Practical Problem

Question 1

In [13]:
import pandas as pd
import numpy as np
from math import log2

# Step 1: Load data (Step 1: Extract Relevant Data)
data = pd.read_csv('training_dataset.csv')

# Drop rows with missing RiskLevel (safe check for entropy calculation)
data = data.dropna(subset=['RiskLevel'])

# Function to compute entropy (used in Step 2, 3, 4)
def entropy(labels):
    total = len(labels)
    if total == 0:
        return 0
    probs = [labels.count(label) / total for label in set(labels)]
    return -sum(p * log2(p) for p in probs if p > 0)

# Step 2: Compute total entropy H(S)
total_entropy = entropy(data['RiskLevel'].tolist())


# Step 3: Split data at CreditScore = 650
split_value = 650
lower_group = data[data['CreditScore'] <= split_value]  # S1
upper_group = data[data['CreditScore'] > split_value]   # S2

# Step 4: Compute entropy of each group
entropy_lower = entropy(lower_group['RiskLevel'].tolist())  # H(S1)
entropy_upper = entropy(upper_group['RiskLevel'].tolist())  # H(S2)

# Step 4 (continued): Weighted average entropy after split
n = len(data)
weighted_entropy = (len(lower_group) / n) * entropy_lower + (len(upper_group) / n) * entropy_upper

# Step 5: Compute Information Gain
info_gain = total_entropy - weighted_entropy

# Step 6: Output results and interpretation
print(f"Total Entropy before split: {total_entropy:.4f}")                         # Step 2
print(f"Entropy (CreditScore <= {split_value}): {entropy_lower:.4f}")            # Step 3
print(f"Entropy (CreditScore > {split_value}): {entropy_upper:.4f}")             # Step 3
print(f"Weighted Entropy after split: {weighted_entropy:.4f}")                   # Step 4
print(f"Information Gain for split at {split_value}: {info_gain:.4f}")           # Step 5


Total Entropy before split: 1.0000
Entropy (CreditScore <= 650): -0.0000
Entropy (CreditScore > 650): -0.0000
Weighted Entropy after split: -0.0000
Information Gain for split at 650: 1.0000


Question 2

In [14]:
import pandas as pd

# Load training data
df = pd.read_csv('training_dataset.csv')

# Step 1: Drop rows with missing CreditScore (target)
df = df.dropna(subset=['CreditScore'])

# Step 2: Split data at Age = 35
split_value = 35
left_group = df[df['Age'] <= split_value]
right_group = df[df['Age'] > split_value]

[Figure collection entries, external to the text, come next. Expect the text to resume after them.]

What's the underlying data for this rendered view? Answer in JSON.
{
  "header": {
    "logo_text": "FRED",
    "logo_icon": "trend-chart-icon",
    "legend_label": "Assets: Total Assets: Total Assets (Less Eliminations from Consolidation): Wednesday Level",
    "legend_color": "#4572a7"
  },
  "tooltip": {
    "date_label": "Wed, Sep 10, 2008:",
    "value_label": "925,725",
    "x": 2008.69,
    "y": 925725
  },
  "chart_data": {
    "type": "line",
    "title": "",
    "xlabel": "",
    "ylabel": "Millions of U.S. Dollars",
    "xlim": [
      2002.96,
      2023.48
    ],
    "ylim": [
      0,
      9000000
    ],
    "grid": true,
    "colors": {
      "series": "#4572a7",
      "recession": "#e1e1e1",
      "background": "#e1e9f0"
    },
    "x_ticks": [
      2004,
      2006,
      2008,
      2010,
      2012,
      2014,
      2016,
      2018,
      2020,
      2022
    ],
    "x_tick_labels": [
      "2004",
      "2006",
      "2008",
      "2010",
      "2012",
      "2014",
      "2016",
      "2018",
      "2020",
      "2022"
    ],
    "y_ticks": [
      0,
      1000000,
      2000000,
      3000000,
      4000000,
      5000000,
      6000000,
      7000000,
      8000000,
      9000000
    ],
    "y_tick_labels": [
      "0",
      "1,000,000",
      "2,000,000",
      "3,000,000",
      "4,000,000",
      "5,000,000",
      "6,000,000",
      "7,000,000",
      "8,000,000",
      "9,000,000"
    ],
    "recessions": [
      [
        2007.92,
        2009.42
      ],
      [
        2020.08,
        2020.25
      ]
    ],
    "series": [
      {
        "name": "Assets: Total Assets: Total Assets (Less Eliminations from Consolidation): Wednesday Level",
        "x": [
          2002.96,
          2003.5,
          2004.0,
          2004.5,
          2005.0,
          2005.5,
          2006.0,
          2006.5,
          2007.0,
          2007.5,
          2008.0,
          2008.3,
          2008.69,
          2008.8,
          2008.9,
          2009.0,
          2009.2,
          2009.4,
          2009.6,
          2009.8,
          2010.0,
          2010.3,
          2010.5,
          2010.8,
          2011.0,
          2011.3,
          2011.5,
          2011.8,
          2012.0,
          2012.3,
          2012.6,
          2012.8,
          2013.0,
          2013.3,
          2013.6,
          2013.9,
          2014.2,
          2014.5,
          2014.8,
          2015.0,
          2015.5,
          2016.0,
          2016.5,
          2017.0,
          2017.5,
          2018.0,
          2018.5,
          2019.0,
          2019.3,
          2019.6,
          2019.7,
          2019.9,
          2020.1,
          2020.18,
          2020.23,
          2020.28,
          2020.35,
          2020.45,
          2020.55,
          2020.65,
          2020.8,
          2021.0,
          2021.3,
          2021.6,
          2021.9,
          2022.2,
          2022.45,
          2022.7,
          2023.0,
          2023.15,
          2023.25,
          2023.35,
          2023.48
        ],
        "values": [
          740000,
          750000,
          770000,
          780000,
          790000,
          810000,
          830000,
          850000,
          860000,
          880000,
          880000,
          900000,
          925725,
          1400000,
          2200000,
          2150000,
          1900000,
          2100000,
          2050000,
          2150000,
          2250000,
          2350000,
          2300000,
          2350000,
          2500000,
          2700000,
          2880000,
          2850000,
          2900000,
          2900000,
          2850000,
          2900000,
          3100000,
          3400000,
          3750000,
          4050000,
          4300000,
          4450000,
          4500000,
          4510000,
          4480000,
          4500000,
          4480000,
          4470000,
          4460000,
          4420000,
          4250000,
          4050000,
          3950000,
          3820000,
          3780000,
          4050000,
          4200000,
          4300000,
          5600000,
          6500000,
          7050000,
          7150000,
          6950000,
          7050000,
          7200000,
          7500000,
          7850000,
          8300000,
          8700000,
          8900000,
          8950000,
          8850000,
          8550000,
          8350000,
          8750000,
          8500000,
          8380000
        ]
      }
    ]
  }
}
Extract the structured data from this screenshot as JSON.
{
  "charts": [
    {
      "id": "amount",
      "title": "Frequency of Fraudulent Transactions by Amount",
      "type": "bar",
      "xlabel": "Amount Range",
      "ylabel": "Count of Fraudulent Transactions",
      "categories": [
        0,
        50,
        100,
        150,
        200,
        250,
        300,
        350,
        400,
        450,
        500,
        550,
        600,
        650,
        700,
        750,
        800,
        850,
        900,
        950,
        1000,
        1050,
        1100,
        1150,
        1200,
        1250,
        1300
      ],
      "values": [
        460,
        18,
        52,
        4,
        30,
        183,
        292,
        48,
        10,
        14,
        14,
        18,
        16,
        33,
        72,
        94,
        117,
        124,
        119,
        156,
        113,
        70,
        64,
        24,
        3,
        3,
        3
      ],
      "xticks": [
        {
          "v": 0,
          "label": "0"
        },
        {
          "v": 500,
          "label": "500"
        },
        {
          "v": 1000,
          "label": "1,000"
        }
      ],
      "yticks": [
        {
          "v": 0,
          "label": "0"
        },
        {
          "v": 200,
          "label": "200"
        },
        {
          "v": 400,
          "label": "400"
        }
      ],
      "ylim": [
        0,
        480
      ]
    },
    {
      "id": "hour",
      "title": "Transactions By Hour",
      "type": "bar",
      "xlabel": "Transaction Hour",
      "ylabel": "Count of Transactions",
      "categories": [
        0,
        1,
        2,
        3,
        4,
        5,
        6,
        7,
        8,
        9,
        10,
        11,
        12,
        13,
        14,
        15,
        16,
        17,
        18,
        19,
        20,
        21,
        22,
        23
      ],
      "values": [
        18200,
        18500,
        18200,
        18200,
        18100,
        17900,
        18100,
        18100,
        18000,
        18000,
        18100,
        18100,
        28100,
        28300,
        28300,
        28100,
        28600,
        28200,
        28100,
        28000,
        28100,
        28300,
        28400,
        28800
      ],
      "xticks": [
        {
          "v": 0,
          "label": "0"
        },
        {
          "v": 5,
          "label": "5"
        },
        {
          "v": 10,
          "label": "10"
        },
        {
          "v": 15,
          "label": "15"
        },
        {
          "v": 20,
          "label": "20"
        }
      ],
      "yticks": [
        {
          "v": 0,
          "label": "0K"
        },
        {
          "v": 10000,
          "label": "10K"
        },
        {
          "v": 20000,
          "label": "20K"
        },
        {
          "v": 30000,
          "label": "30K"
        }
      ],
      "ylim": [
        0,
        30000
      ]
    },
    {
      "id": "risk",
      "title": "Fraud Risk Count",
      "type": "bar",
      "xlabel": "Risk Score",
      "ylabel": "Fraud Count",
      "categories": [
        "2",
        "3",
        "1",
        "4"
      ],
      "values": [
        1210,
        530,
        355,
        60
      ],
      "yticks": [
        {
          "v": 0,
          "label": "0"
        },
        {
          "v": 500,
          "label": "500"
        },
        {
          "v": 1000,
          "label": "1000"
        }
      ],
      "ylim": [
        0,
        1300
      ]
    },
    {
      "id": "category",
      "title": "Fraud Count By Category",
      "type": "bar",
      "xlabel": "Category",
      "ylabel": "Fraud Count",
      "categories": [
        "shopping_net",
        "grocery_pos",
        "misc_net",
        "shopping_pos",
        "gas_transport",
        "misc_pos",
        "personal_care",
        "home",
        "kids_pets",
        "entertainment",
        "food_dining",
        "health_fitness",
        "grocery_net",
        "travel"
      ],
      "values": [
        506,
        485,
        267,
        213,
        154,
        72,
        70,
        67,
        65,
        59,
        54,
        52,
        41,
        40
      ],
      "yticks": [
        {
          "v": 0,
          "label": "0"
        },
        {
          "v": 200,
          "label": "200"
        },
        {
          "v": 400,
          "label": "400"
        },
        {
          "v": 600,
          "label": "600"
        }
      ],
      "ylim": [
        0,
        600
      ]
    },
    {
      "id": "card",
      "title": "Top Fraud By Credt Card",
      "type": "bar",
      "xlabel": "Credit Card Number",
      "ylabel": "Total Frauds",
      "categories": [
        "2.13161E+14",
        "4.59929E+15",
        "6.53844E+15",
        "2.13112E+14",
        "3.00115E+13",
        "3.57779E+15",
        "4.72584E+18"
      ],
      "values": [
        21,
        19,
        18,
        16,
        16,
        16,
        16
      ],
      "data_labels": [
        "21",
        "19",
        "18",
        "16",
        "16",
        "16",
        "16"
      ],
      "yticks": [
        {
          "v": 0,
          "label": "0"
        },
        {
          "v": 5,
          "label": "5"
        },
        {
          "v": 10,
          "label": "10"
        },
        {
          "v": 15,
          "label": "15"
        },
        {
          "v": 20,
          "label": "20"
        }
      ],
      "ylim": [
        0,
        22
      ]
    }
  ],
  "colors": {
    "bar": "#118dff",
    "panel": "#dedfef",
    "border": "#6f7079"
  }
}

# Step 3: Define variance function
def variance(values):
    if len(values) == 0:
        return 0
    return values.var(ddof=0)  # population variance

# Step 4: Calculate total variance before the split
total_variance = variance(df['CreditScore'])

# Step 5: Calculate weighted variance after split
left_var = variance(left_group['CreditScore'])
right_var = variance(right_group['CreditScore'])

n = len(df)
weighted_var = (len(left_group)/n) * left_var + (len(right_group)/n) * right_var

# Step 6: Calculate variance reduction
var_reduction = total_variance - weighted_var

# Step 7: Output results
print(f"Total Variance before split: {total_variance:.2f}")
print(f"Variance (Age <= {split_value}): {left_var:.2f}")
print(f"Variance (Age > {split_value}): {right_var:.2f}")
print(f"Weighted Variance after split: {weighted_var:.2f}")
print(f"Variance Reduction: {var_reduction:.2f}")


Total Variance before split: 3575.00
Variance (Age <= 35): 1576.00
Variance (Age > 35): 822.22
Weighted Variance after split: 1293.33
Variance Reduction: 2281.67